It was a moment that reshaped the league… When the Kansas City Chiefs traded up to the 10th overall pick in the 2017 NFL Draft to select Patrick Mahomes. It also changed the course of the New Orleans Saints in ways whose impact lingers on even today.
Former Saints head coach Sean Payton recently revisited that draft-night sequence of events. He revealed just how close New Orleans was to landing the quarterback who would become the face of a dynasty.
The Saints were picking at No. 11 and felt confident about how the board was falling. As Payton explained, Buffalo was on the clock at No. 10, and New Orleans had narrowed its focus to two players: Mahomes and cornerback Marshon Lattimore.
The team drafting just ahead of Buffalo had made its selection. Neither Mahomes nor Lattimore was taken. That made the Saints confident that they were guaranteed one of the two.
“When you’re picking two away, you better have two you like,” Payton said. “And those were our two.”
Then came the announcement that there had been a trade. What caught Payton’s attention wasn’t the deal itself, but who had made it. “As soon as they said the Chiefs, I turned to Mickey Loomis and said, ‘There goes Mahomes.’ I just knew Andy,” said Payton.
That “Andy” was Andy Reid, a coach Payton respected and knew had a keen eye for quarterback talent. The Chiefs had jumped from No. 27 to No. 10, leapfrogging New Orleans to secure their future franchise passer.
“If both were available?” Payton admitted. “It was going to be Patrick.”
Instead, Kansas City walked away with the quarterback who went on to win MVP awards and Super Bowls. The Saints pivoted and selected Lattimore at No. 11. While the immediate sting of missing Mahomes was real, they managed to haul an impressive array of talent from the draft class.
Lattimore won Defensive Rookie of the Year. The Saints also landed right tackle Ryan Ramczyk and safety Marcus Williams early in the draft. In the third round, they selected running back Alvin Kamara, who captured Offensive Rookie of the Year honors, along with pass rusher Trey Hendrickson and linebacker Alex Anzalone.
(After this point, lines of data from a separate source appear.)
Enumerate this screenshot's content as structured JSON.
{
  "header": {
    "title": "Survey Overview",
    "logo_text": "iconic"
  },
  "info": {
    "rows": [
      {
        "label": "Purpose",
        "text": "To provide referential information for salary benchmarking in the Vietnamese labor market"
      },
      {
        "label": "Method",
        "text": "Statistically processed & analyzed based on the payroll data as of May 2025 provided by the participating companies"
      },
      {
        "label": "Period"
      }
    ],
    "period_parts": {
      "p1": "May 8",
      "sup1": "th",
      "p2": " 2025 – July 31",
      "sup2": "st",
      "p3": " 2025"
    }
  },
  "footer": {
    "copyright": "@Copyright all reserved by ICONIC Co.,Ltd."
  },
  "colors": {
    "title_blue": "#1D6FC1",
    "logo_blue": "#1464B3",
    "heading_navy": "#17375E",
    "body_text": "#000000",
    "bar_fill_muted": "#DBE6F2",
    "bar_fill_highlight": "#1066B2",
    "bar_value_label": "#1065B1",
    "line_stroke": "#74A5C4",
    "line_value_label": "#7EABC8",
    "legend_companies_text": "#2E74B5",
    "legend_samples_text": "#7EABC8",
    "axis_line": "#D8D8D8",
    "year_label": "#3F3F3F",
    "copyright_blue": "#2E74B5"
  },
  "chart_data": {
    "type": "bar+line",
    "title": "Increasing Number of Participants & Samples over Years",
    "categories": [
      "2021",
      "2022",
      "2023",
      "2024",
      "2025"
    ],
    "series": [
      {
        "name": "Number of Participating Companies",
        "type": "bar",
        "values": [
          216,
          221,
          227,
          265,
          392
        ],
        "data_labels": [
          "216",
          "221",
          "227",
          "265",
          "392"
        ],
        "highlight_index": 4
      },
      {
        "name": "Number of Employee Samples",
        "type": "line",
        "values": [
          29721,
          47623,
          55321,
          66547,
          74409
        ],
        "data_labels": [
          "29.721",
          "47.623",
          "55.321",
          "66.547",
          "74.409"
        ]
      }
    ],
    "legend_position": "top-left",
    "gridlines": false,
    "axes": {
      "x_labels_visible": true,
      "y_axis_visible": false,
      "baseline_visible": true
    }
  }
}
“It was Lattimore, it was Ramczyk, it was Marcus Williams, and then in the third it was Kamara, Hendrickson, and Anzalone,” Payton said. “We couldn’t pay them all. It was remarkable. And all of them loved football.”
That 2017 class helped extend the Saints’ championship window during the final years of Drew Brees’ career and kept New Orleans among the NFC’s elite. Kamara became the offensive engine. Lattimore anchored the secondary. Hendrickson developed into a premier edge rusher.
It was a draft haul most franchises would celebrate without hesitation. However, the quarterback position defines eras.
Payton has previously called Mahomes the best college quarterback he ever evaluated. He had spent a full day on campus at Texas Tech during the pre-draft process. The Saints were convinced by the talent, the personality, and the competitiveness. But once their interest became known, Kansas City acted aggressively, and New Orleans was left adjusting on the fly.
In the years since, the Chiefs built around Mahomes and sustained championship contention. The Saints, meanwhile, transitioned out of the Brees era, still searching for long-term stability under center.
While their 2017 draft remains a model of roster construction, the near-miss at quarterback stands as one of the most consequential moments in franchise history. New Orleans found stars that night. The Chiefs found a generational quarterback. And nearly a decade later, the Saints are still chasing the franchise signal-caller who slipped away.